Companies designed the pipeline to find the best candidate. It does not confirm that the candidate is a person. That is the gap. Detection is how it closes. See how Reality Defender closes the hiring pipeline gap, or talk to our team to discuss verification infrastructure for your hiring workflow.

https://www.realitydefender.com/get-in-touch


Frequently Asked Questions About Fake Job Candidates and Deepfake Detection in Hiring

What is a synthetic employee? A synthetic employee is a fabricated identity constructed from an AI-generated face, cloned or synthesized voice, forged identity documents, and a fabricated employment history. The identity passes standard hiring checks by design, including background verification and video interviews, without any biological person behind it.

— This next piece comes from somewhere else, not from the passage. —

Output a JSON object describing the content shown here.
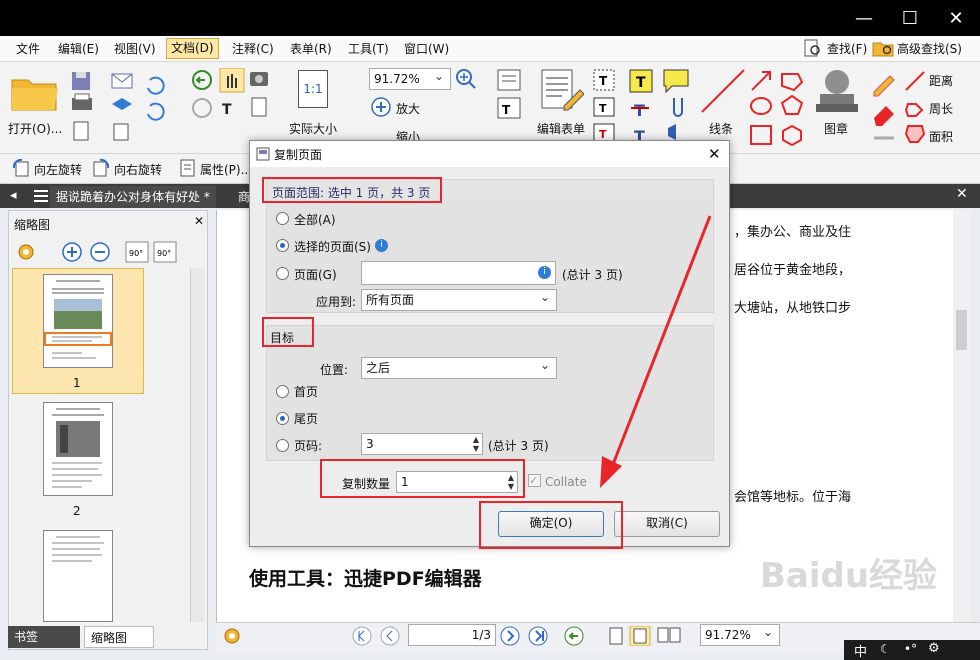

Why are asynchronous video interviews the highest-risk stage in hiring? Asynchronous interview fraud works because the format removes the only variable that might expose a synthetic candidate: a live, uncontrolled human exchange. The candidate records responses on their own device with no real-time interaction, and a generative system can produce a synthetic face that responds to preset questions with natural movement and convincing audio. Nothing in a standard asynchronous platform asks whether the person in the recording exists.

Can background checks detect synthetic identity hiring fraud? Standard background checks verify that a document exists and that a history matches a record. They do not determine whether the face, voice, or document was produced by a human or generated by AI. The gap is at the biology layer, not the credential layer.

What does deepfake detection in hiring actually look like? Detection runs on the video and audio feed of a deepfake video interview, analyzing forensic signals of AI manipulation before the recording reaches a reviewer or before a live interview concludes. It returns a signal indicating whether the media is authentic, suspicious, or manipulated, without collecting candidate PII or requiring enrollment. The result arrives before the hiring team makes the decision.

Who owns hiring pipeline security, HR, or the CISO? Both. HR owns the hiring pipeline. Security owns access to the pipeline's products. When a synthetic candidate clears a video interview and arrives at onboarding with provisioned credentials, accountability lies with both functions. Detection embedded in the hiring workflow, with results available to both HR and security operations, reflects that shared responsibility.